Cousins Cove stood around a sandy inlet twenty miles east of the western tip of Jamaica, under some forested hills which had the outline against the sky of a pregnant woman asleep on her side. The sun rose behind her knees, and set on the sea in front of her. The moon travelled the same felicitous arc, burning as it came up through the trees and throbbing directly overhead at midnight when it was full, so bright that one night half the village got up at two in the morning thinking the day had started. A river flowed from the woman’s belly into the cove, duning the sand as it crossed the beach, and mixed in a filmy way with the warm water of the sea. The ocean, held in the cove by overhanging jungle, was invariably as flat as a pond, and always warm. It wasn’t dangerous or frightening, like on the point at Lances Bay where it boomed onto rocks, but comforting and reassuring as if, like the sun and moon, it had singled out Cousins Cove to be its friend. It made the village seem a blessed place, a little Eden made more interesting by the Fall.

The first people to dwell in Cousins Cove were the Arawaks over 5000 years ago, but little remains of their occupation because of the corrosive effects of heat, humidity and tropical rain, not to mention the devastation of rare but regular hurricanes. What few historical sites there are in Jamaica are suspect; Rose Hall, a slave plantation Great House, and one of the nation’s premier tourist attractions, was built in 1975. The Arawaks were not the kind to build large monuments, mainly because cutting and hauling stone in that heat was punishing work, something the Arawak was careful to avoid. Their legacy can be found in the language and character 13of the modern resident of Cousins Cove. Words they coined which are still in use evoke the Arawaks’ easy life: tobacco, hammock and barbecue. From time to time they fished from canoes dug out from the abundance of towering cotton trees, but otherwise, at least in Cousins Cove, they did pretty well nothing but lie about. Up at dawn, have a smoke, put your feet up and wait for some barbecued snapper – that about summed up their life. They were way ahead of the field in refining the art of leisure, and it was only the fifth century, when European life was nasty, brutish and short. The Arawak Heaven (they had no Hell) comprised intermittent feasting and sleeping, with sex thrown in whenever they wanted it. It was the sort of place Christians went to Hell for, for even thinking about.
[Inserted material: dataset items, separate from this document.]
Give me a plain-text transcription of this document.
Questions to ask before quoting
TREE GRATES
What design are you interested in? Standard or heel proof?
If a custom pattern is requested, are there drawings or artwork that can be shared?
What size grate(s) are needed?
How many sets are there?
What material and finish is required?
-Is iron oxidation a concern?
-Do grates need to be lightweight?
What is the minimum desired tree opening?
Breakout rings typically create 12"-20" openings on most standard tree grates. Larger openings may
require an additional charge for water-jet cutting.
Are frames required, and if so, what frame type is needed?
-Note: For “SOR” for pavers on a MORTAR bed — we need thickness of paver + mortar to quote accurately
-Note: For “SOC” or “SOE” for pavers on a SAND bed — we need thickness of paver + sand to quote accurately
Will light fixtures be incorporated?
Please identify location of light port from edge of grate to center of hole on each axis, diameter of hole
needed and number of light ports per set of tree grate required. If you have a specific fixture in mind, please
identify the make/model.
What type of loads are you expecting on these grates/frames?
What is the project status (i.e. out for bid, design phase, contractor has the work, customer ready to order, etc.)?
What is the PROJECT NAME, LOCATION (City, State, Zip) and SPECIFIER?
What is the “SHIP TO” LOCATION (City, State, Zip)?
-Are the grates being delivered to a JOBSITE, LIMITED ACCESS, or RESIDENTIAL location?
Jamaica has always been the most fertile island on earth. If you snap a twig off a tree and ram it into the ground, a couple of weeks later leaves shoot from its top. Centuries after the Arawaks, when the first fence posts were hammered into the land, they regularly sprouted into crooked lines of trees. The forest was full of fruit; in Cove the Arawaks didn’t have to plant a thing, they probably didn’t even go to the trouble of picking it, but waited in their hammocks for it to drop fully ripe into their open palms. Most of all, the Arawaks loved harmony, and rarely fought amongst themselves. Disputes were settled by one side (the weaker) backing down just before they were beaten up. Nowadays, you can tell a Cove man by the way, when he has a ratchet knife pulled on him, he’ll reach quickly into his own pocket, pull out a pack of Craven A and offer the assailant one. The Arawaks were good carpenters, fishermen and cooks, but they were most highly skilled in chat, which unfortunately was a talent not in demand when the man-eating Caribs turned up at the island.

***

In all military history, there cannot have been an easier race to surprise than the Arawaks, and the cannibals made swift work of them. Big meat-eaters, the Caribs moved up from South America through the Leeward and Antilles. After a one hundred and fifty 14mile row from Cuba, they arrived, famished, at Lances Bay and devoured the first eight people they saw, who happened to be the village’s official reception committee. They were still laughing about this a few days later in Cousins Cove, when Carib canoes rounded the rocky promontory and headed into the calm inlet, where the village huts stood on the beach. The Caribs splashed ashore, raped and killed a number of women and children, and chased the men into the bush as far as they could be bothered to. They argued that people so cowardly couldn’t possibly put up a decent fight, and anyway, after years of carnage, a feeling was growing amongst the middle-class Caribs that they should eat more vegetables, and hunt only for the pot, and the plump Cousins Cove pickney were quite sufficient for a good light meal.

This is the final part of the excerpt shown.